Store in-app items data on device

Question

I want to add in-app purchase functionality to my application, and I would like to know what is the recommended way to store the available count of a product (for example 100 coins).

A user with root access can:

• access/manipulate unencrypted data that the application store (so he can change the number of coins).
• save the encryped (or obfuscated) data, and then later replace it to get back the state when he had much more coins

So even with encryption, it is relatively easy to cheat. My questios are:

• should I go any further than encrytion? (does it worth the effort?)
• is it common that users abuse this?
• is there a better way to store item counts?
• what is the practise?

Answer 1

Store your game-world currency locally and let transactions occur locally without network connection, but when the user reconnects to the internet, reconcile the local coins with what the server shows as purchased.

Basically, when you have a network connection, download any purchased in-app products from Google. Check your inventory, then consume whatever products should be reduced based on what the user did while offline. After doing this, if there's a discrepancy between the local total and what the server shows (after consuming), then flag it as a potential hack. Otherwise, you're good (everything balances).

When using consumable in-app products like this (which it sounds like you're trying to do), there's really no completely offline way to do it. You're relying on Google's in-app billing services, so you have to check their servers from time-to-time to reconcile/refresh the purchased inventory. From Google's in-app billing documentation:

To record a purchase consumption, send the consumePurchase method to the In-app Billing service and pass in the purchaseToken String value that identifies the purchase to be removed. The purchaseToken is part of the data returned in the INAPP_PURCHASE_DATA String by the Google Play service following a successful purchase request.
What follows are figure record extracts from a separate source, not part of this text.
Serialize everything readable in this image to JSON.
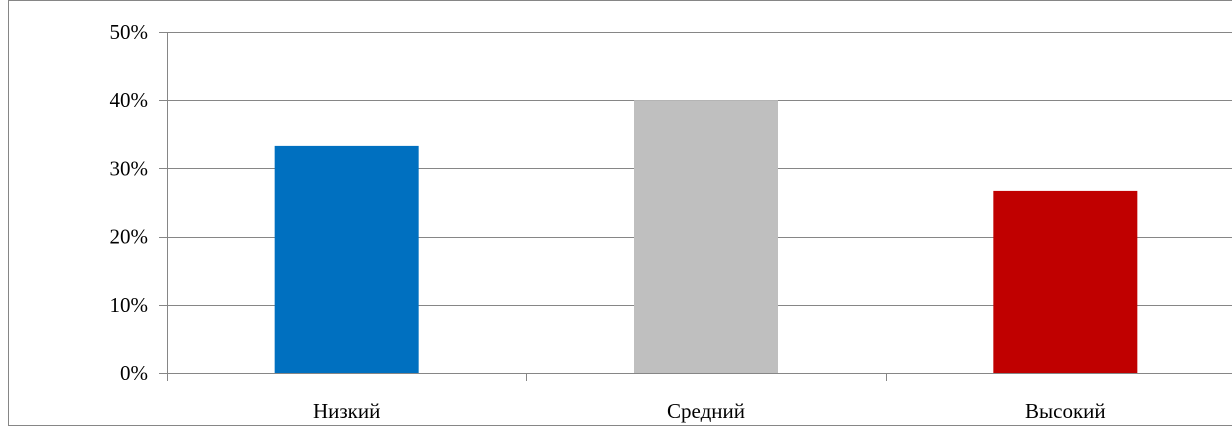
{
  "chart_data": {
    "type": "bar",
    "categories": [
      "Низкий",
      "Средний",
      "Высокий"
    ],
    "values": [
      33.3,
      40,
      26.7
    ],
    "colors": [
      "#0070C0",
      "#BFBFBF",
      "#C00000"
    ],
    "y_ticks": [
      "0%",
      "10%",
      "20%",
      "30%",
      "40%",
      "50%"
    ],
    "ylim": [
      0,
      50
    ],
    "y_unit": "%",
    "grid": true,
    "legend": "none",
    "gridline_color": "#868686",
    "axis_color": "#868686"
  }
}
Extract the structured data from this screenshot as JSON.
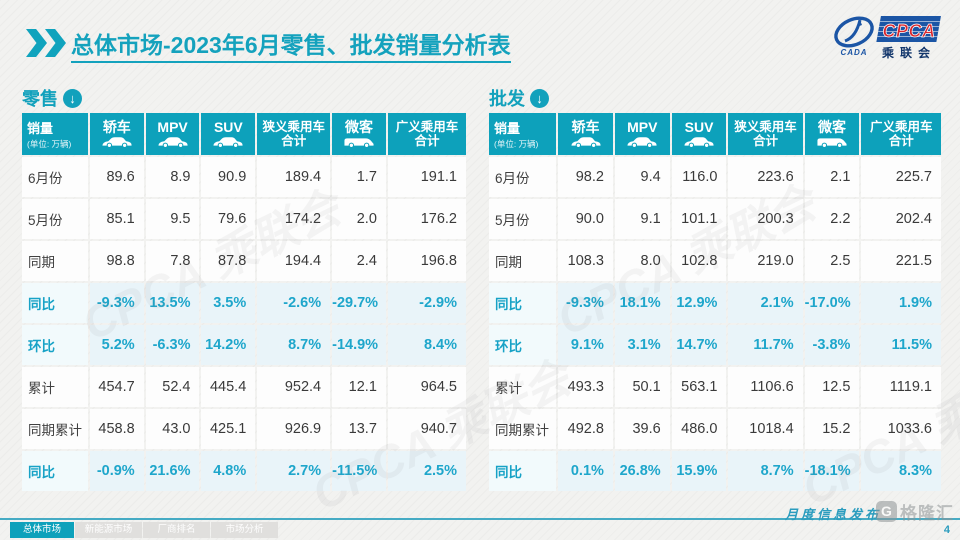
{
  "title": {
    "section": "总体市场",
    "rest": "-2023年6月零售、批发销量分析表"
  },
  "logo": {
    "cpca": "CPCA",
    "cada": "CADA",
    "sub": "乘联会"
  },
  "unit_note": "(单位: 万辆)",
  "columns": [
    {
      "label": "销量",
      "note": "(单位: 万辆)"
    },
    {
      "label": "轿车",
      "icon": "car-icon"
    },
    {
      "label": "MPV",
      "icon": "car-icon"
    },
    {
      "label": "SUV",
      "icon": "car-icon"
    },
    {
      "label": "狭义乘用车\n合计"
    },
    {
      "label": "微客",
      "icon": "van-icon"
    },
    {
      "label": "广义乘用车\n合计"
    }
  ],
  "tables": [
    {
      "label": "零售",
      "rows": [
        {
          "label": "6月份",
          "type": "data",
          "values": [
            "89.6",
            "8.9",
            "90.9",
            "189.4",
            "1.7",
            "191.1"
          ]
        },
        {
          "label": "5月份",
          "type": "data",
          "values": [
            "85.1",
            "9.5",
            "79.6",
            "174.2",
            "2.0",
            "176.2"
          ]
        },
        {
          "label": "同期",
          "type": "data",
          "values": [
            "98.8",
            "7.8",
            "87.8",
            "194.4",
            "2.4",
            "196.8"
          ]
        },
        {
          "label": "同比",
          "type": "pct",
          "values": [
            "-9.3%",
            "13.5%",
            "3.5%",
            "-2.6%",
            "-29.7%",
            "-2.9%"
          ]
        },
        {
          "label": "环比",
          "type": "pct",
          "values": [
            "5.2%",
            "-6.3%",
            "14.2%",
            "8.7%",
            "-14.9%",
            "8.4%"
          ]
        },
        {
          "label": "累计",
          "type": "data",
          "values": [
            "454.7",
            "52.4",
            "445.4",
            "952.4",
            "12.1",
            "964.5"
          ]
        },
        {
          "label": "同期累计",
          "type": "data",
          "values": [
            "458.8",
            "43.0",
            "425.1",
            "926.9",
            "13.7",
            "940.7"
          ]
        },
        {
          "label": "同比",
          "type": "pct",
          "values": [
            "-0.9%",
            "21.6%",
            "4.8%",
            "2.7%",
            "-11.5%",
            "2.5%"
          ]
        }
      ]
    },
    {
      "label": "批发",
      "rows": [
        {
          "label": "6月份",
          "type": "data",
          "values": [
            "98.2",
            "9.4",
            "116.0",
            "223.6",
            "2.1",
            "225.7"
          ]
        },
        {
          "label": "5月份",
          "type": "data",
          "values": [
            "90.0",
            "9.1",
            "101.1",
            "200.3",
            "2.2",
            "202.4"
          ]
        },
        {
          "label": "同期",
          "type": "data",
          "values": [
            "108.3",
            "8.0",
            "102.8",
            "219.0",
            "2.5",
            "221.5"
          ]
        },
        {
          "label": "同比",
          "type": "pct",
          "values": [
            "-9.3%",
            "18.1%",
            "12.9%",
            "2.1%",
            "-17.0%",
            "1.9%"
          ]
        },
        {
          "label": "环比",
          "type": "pct",
          "values": [
            "9.1%",
            "3.1%",
            "14.7%",
            "11.7%",
            "-3.8%",
            "11.5%"
          ]
        },
        {
          "label": "累计",
          "type": "data",
          "values": [
            "493.3",
            "50.1",
            "563.1",
            "1106.6",
            "12.5",
            "1119.1"
          ]
        },
        {
          "label": "同期累计",
          "type": "data",
          "values": [
            "492.8",
            "39.6",
            "486.0",
            "1018.4",
            "15.2",
            "1033.6"
          ]
        },
        {
          "label": "同比",
          "type": "pct",
          "values": [
            "0.1%",
            "26.8%",
            "15.9%",
            "8.7%",
            "-18.1%",
            "8.3%"
          ]
        }
      ]
    }
  ],
  "watermark": "CPCA 乘联会",
  "footer": {
    "tabs": [
      {
        "label": "总体市场",
        "active": true
      },
      {
        "label": "新能源市场",
        "active": false
      },
      {
        "label": "厂商排名",
        "active": false
      },
      {
        "label": "市场分析",
        "active": false
      }
    ],
    "note": "月度信息发布",
    "brand": "格隆汇",
    "brand_mark": "G",
    "page": "4"
  },
  "colors": {
    "accent": "#0da1bb",
    "pct_text": "#1ea6cb",
    "logo_blue": "#1b55a5",
    "logo_red": "#d9262c"
  }
}
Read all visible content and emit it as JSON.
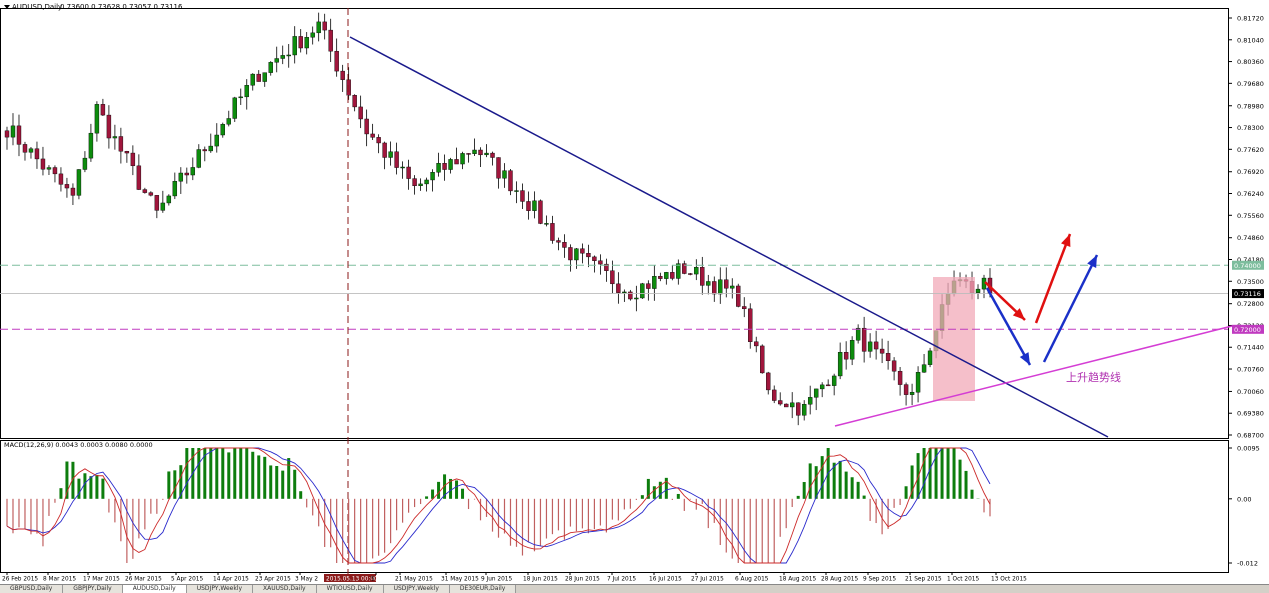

In this example, you are recording the consumption of a product that is identified with the purchaseToken in the token variable.

int response = mService.consumePurchase(3, getPackageName(), token);

Warning: Do not call the consumePurchase method on the main thread. Calling this method triggers a network request which could block your main thread. Instead, create a separate thread and call the consumePurchase method from inside that thread.

It's your responsibility to control and track how the in-app product is provisioned to the user. For example, if the user purchased in-game currency, you should update the player's inventory with the amount of currency purchased.

As for how to store and manage inventory while offline, the ways you've mentioned sound fine. Encrypting doesn't hurt, but likely unnecessary as long as you reconcile with Google at reasonable intervals. Only a very small percentage of people actually try to exploit apps. Most users don't root, and for those that do, most actually have no clue how to pull off these exploits. If you're still worried about it, yes, go ahead and encrypt. That should be sufficient enough of a deterrence to keep the vast majority of your users honest.